火星の壮大なゲディズ渓谷 風の谷に残る水の記憶

【SAPOD】今日の「宇宙画像」です。soraeが過去に紹介した特徴的な画像や、各国の宇宙機関が公開した魅力的な画像、宇宙天文ファンや専門家からお寄せいただいた画像を紹介しています。(文末に元記事へのリンクがあります)

(引用元:NASA)

今回は、NASAの火星探査車キュリオシティが2022年11月8日に撮影した「ゲディズ渓谷(Gediz Vallis)」を紹介します。画像の中央に見える谷に、大きな岩や砕けた石が集まってできた小さな“盛り上がり”があります。これは、かつて水があった時代の地すべりや流れの作用によって、遠い昔にここまで運ばれた可能性があります。

ゲディズ渓谷は、より大きな谷の一部で、長い時間をかけた風の侵食が形づくったと考えられています。この大きな谷は、キュリオシティが2014年から登ってきたシャープ山(高さ約5km)のより高い場所へと続いています。谷の“川筋”にたまったこの石の盛り上がりを近くから調べることで、キュリオシティが物理的に登れないシャープ山の上部に由来するより新しい時代の物質を間接的に確かめる、という狙いでした。実際にキュリオシティは2023年にゲディズ渓谷の尾根の上部へ到達し、2024年には谷筋で特徴的な硫黄の石を発見したのち、この地域を後にしています。

冒頭の画像は、キュリオシティが撮影した18枚の画像を組み合わせたパノラマ画像の一部を拡大したものです(画像の中央左側付近)。また、色は肉眼での見え方に近づけた色補正が施されています。

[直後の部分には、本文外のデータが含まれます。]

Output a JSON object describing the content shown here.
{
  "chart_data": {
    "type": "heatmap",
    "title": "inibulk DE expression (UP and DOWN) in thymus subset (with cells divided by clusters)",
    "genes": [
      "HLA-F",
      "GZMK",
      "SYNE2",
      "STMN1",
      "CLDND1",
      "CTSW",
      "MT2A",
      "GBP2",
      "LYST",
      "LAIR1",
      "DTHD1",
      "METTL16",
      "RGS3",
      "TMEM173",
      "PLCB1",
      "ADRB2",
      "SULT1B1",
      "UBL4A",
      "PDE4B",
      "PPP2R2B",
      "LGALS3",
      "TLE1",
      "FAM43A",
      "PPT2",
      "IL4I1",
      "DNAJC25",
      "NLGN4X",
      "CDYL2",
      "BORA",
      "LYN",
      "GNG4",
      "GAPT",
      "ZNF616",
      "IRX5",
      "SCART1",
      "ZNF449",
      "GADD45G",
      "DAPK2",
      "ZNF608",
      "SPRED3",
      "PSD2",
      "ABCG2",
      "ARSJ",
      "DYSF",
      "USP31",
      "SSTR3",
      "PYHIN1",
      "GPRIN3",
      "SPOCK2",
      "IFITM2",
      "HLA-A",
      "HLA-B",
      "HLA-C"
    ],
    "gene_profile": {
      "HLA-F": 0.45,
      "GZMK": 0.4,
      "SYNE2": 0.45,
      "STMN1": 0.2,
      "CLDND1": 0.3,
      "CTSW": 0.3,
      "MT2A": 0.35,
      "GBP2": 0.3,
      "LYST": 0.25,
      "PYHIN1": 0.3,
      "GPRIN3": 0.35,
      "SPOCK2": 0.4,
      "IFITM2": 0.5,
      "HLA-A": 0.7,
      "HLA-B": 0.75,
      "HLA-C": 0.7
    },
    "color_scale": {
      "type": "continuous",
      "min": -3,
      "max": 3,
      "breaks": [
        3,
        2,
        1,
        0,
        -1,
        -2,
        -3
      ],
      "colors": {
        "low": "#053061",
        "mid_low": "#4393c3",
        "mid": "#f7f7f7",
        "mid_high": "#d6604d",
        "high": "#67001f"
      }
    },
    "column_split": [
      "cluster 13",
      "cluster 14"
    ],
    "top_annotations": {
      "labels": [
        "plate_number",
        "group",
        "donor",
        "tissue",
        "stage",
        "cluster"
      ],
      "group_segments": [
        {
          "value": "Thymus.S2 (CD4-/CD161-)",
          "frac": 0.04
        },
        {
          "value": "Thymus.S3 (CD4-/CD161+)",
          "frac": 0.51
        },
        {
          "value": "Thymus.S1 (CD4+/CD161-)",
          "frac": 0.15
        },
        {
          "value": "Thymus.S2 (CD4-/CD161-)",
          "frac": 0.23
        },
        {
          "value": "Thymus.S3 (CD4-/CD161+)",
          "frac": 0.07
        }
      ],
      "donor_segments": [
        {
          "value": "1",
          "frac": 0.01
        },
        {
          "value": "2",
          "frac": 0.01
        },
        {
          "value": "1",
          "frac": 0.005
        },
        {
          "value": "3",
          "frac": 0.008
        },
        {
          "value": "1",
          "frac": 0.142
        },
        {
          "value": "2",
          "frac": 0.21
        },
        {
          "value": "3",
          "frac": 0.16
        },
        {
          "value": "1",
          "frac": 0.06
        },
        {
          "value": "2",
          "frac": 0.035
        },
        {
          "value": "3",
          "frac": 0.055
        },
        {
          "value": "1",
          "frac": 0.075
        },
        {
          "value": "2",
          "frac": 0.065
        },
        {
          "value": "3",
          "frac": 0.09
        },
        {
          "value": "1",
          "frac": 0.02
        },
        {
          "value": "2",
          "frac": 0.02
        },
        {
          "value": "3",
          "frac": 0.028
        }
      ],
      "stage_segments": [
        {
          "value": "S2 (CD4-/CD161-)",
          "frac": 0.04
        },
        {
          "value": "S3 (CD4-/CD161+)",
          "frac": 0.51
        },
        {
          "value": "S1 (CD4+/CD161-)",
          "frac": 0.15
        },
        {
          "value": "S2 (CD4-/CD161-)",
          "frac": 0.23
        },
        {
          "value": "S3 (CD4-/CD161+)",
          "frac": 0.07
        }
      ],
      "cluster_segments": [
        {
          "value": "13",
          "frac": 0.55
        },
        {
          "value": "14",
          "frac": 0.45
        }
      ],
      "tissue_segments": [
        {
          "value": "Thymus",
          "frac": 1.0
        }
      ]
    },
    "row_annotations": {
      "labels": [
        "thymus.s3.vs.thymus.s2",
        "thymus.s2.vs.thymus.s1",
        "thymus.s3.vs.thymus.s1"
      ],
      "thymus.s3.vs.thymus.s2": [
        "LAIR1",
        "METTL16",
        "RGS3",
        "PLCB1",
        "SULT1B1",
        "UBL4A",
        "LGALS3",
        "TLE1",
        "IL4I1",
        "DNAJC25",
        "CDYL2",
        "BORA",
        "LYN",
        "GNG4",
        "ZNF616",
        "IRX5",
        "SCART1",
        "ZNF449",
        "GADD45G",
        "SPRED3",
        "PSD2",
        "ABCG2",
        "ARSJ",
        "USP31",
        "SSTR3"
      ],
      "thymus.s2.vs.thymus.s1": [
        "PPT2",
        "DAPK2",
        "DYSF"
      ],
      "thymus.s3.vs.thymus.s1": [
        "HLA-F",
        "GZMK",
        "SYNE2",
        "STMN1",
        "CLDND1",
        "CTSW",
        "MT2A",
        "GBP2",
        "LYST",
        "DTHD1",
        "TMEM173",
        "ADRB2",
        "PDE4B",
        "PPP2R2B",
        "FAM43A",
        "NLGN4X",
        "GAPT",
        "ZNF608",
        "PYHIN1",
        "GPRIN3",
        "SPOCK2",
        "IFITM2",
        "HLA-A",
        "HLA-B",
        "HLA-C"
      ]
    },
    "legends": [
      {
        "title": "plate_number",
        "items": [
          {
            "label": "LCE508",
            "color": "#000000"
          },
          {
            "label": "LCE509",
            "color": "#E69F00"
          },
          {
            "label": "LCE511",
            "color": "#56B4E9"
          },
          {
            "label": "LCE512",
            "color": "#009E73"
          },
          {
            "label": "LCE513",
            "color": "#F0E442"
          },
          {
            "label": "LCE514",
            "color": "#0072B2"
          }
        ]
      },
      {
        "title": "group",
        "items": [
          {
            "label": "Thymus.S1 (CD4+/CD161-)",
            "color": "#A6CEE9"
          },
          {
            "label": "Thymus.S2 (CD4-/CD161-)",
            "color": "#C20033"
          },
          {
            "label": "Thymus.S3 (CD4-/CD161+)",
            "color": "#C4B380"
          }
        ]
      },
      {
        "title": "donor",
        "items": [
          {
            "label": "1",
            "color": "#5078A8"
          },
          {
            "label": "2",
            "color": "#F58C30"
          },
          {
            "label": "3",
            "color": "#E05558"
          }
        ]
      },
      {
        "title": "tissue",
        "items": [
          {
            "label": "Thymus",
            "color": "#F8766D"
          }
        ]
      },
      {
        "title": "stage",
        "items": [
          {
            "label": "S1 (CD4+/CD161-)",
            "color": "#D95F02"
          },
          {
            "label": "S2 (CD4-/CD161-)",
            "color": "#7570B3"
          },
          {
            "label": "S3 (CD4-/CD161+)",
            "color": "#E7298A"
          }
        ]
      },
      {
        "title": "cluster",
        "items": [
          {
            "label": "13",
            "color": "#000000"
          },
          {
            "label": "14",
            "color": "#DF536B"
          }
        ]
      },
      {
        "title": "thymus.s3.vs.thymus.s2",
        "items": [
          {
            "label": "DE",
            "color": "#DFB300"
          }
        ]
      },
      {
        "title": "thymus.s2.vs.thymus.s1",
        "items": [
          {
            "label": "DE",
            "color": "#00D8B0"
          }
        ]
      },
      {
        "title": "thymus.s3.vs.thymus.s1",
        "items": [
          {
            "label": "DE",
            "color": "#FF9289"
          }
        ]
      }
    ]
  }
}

【▲ 火星の「ゲール・クレーター」にある「ゲディズ渓谷」のパノラマ画像。火星探査車キュリオシティが撮影(Credit: NASA/JPL-Caltech/MSSS)】

火星の風景の撮影情報

  • 撮影機器:Mastcam(右側)
  • 撮影日:2022年7月8日7時6分4秒(UTC)
  • 撮影場所:火星、ゲール・クレーター内

※…2022年11月7日はキュリオシティのミッション開始から3646ソル目にあたります。1ソル(Sol)は火星の1太陽日を指し、地球時間で約24時間40分に相当します。